SNOWBOARDING

# Mechanics of Catching an Edge

This page shows how the velocities involved in catching an edge can be estimated. By looking at the mechanics of a pivot edge catch, we see that the velocities can be reasonably predicted. The calculations also show how we can affect an edge catch, as well as work out the transition velocity between a pivot and flying edge catch.

To calculate the velocities a few assumptions have to be made to base the models and calculations on.

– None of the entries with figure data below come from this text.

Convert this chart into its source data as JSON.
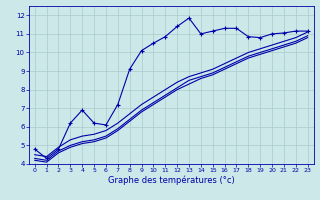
{
  "title": "Graphe des températures (°c)",
  "bg_color": "#cce8e8",
  "grid_color": "#aacccc",
  "line_color": "#0000aa",
  "xlim": [
    -0.5,
    23.5
  ],
  "ylim": [
    4,
    12.5
  ],
  "xticks": [
    0,
    1,
    2,
    3,
    4,
    5,
    6,
    7,
    8,
    9,
    10,
    11,
    12,
    13,
    14,
    15,
    16,
    17,
    18,
    19,
    20,
    21,
    22,
    23
  ],
  "yticks": [
    4,
    5,
    6,
    7,
    8,
    9,
    10,
    11,
    12
  ],
  "line1_x": [
    0,
    1,
    2,
    3,
    4,
    5,
    6,
    7,
    8,
    9,
    10,
    11,
    12,
    13,
    14,
    15,
    16,
    17,
    18,
    19,
    20,
    21,
    22,
    23
  ],
  "line1_y": [
    4.8,
    4.3,
    4.8,
    6.2,
    6.9,
    6.2,
    6.1,
    7.2,
    9.1,
    10.1,
    10.5,
    10.85,
    11.4,
    11.85,
    11.0,
    11.15,
    11.3,
    11.3,
    10.85,
    10.8,
    11.0,
    11.05,
    11.15,
    11.15
  ],
  "line2_x": [
    0,
    1,
    2,
    3,
    4,
    5,
    6,
    7,
    8,
    9,
    10,
    11,
    12,
    13,
    14,
    15,
    16,
    17,
    18,
    19,
    20,
    21,
    22,
    23
  ],
  "line2_y": [
    4.5,
    4.4,
    4.9,
    5.3,
    5.5,
    5.6,
    5.8,
    6.2,
    6.7,
    7.2,
    7.6,
    8.0,
    8.4,
    8.7,
    8.9,
    9.1,
    9.4,
    9.7,
    10.0,
    10.2,
    10.4,
    10.6,
    10.8,
    11.1
  ],
  "line3_x": [
    0,
    1,
    2,
    3,
    4,
    5,
    6,
    7,
    8,
    9,
    10,
    11,
    12,
    13,
    14,
    15,
    16,
    17,
    18,
    19,
    20,
    21,
    22,
    23
  ],
  "line3_y": [
    4.3,
    4.2,
    4.7,
    5.0,
    5.2,
    5.3,
    5.5,
    5.9,
    6.4,
    6.9,
    7.3,
    7.7,
    8.1,
    8.5,
    8.7,
    8.9,
    9.2,
    9.5,
    9.8,
    10.0,
    10.2,
    10.4,
    10.6,
    10.9
  ],
  "line4_x": [
    0,
    1,
    2,
    3,
    4,
    5,
    6,
    7,
    8,
    9,
    10,
    11,
    12,
    13,
    14,
    15,
    16,
    17,
    18,
    19,
    20,
    21,
    22,
    23
  ],
  "line4_y": [
    4.2,
    4.1,
    4.6,
    4.9,
    5.1,
    5.2,
    5.4,
    5.8,
    6.3,
    6.8,
    7.2,
    7.6,
    8.0,
    8.3,
    8.6,
    8.8,
    9.1,
    9.4,
    9.7,
    9.9,
    10.1,
    10.3,
    10.5,
    10.8
  ],
  "title_fontsize": 6,
  "tick_fontsize": 4.5
}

The main assumptions used are that all forces will act on the centre of mass of the rider, that all energy is conserved throughout an edge catch, and in most cases that the edge catch happens on a flat part of a slope.

## The Pivot Edge Catch

The pivot edge catch is where the body is thrown at the snow with the edge acting as a pivot. There is a limit to the initial velocity for a pivot edge catch though, as if a snowboarder is going too fast, their rotation will take the edge of the snowboard out of the snow, stopping the pivot effect, and turning the motion into a flying edge catch.

### Maximum Velocity for a Pivot Edge Catch

From the diagram below you can see that if the centrifugal force created is greater than gravity the edge will release upwards almost instantly and the snowboarder will come into the air. The maximum sideways velocity at which the edge stays in the snow (Vmax) can be worked out. Then Vmax can be used to find out the worst case scenario for this type of edge catch.

### Impact Velocity

Now the maximum entrance velocity for a pivot edge catch is known, lets work out the impact velocities that it creates. To do this the assumption that all energy is conserved during the crash is made, which means that the initial kinetic and potential energy, will both be kinetic energy at impact. This assumption also means that there is no wind resistance, that the edge will stay in the snow all the way until impact (in real life the toes or heels will push it out of the snow a few degrees earlier), and that the centre of mass will go all the way to level with the snow (again not quite true). From this the impact velocity of the centre of mass (Vimpact) can be calculated.

The snowboarder's head has to travel further to hit the snow than their centre of mass does, yet they still hit the snow at the same time. This means that the head will be going faster than the centre of mass when it hits the snow. By using using the distances from the snow to the centre of mass and the head, how much faster the head will be traveling can be calculated.

### General Maximum Velocities for a Pivot Edge Catch on a Flat Slope

By putting the force of gravity and the measurements of an average person into these equations, the general resultant velocities can be calculated, and comparisons can be made.

From this we find that the sideways velocity at which the edge throws you to the ground the hardest is roughly 11km/h (7mph), and that your head will hit the snow at 32km/h (20mph). This means your head will hit the snow 1.6 times harder than if you had fallen from your head height. Overall these figures show that you do not have to be going very fast to really slam, and that although you would be unlucky for these impact velocities to seriously injure you, they will hurt. If you catch an edge at this speed it will also only be about a third of a second until you to hit the snow, which when you consider the average poised reaction time is between a fifth and a quarter of a second, it means that if you're not expecting anything you can easily hit the snow before you even realise you had caught an edge.

### What Differences Can You Make?

From looking at the equations, we can see how we are able to effect the outcome from an edge catch. Firstly if your centre of mass is lower when you catch an edge (i.e. if you've crouched down), you will not hit the ground as hard, as there is less gravitational potential energy. Lowering your centre of mass also makes Vmax decrease, which makes it more likely that and edge catch would be a flying edge catch not a pivot edge catch. Another thing the equations show is that after you have caught an edge, if you lift your arms over you head before you hit the snow, this will move your centre of mass further along you body and your head will not hit quite as hard.

## The Flying Edge Catch

A flying edge catch has more energy to it than a pivot edge catch, assuming only velocity has changed, but can be less painful as the energy is transferred differently. The mechanics of a flying edge catch are more complicated than a pivot edge catch, and there are even variables that make different things able to happen at the same speed. As simple equations and basic assumptions cannot be used to cover the variables and accurately calculate what will happen, it is better just to show the characteristics of a flying edge catch without trying to calculate much.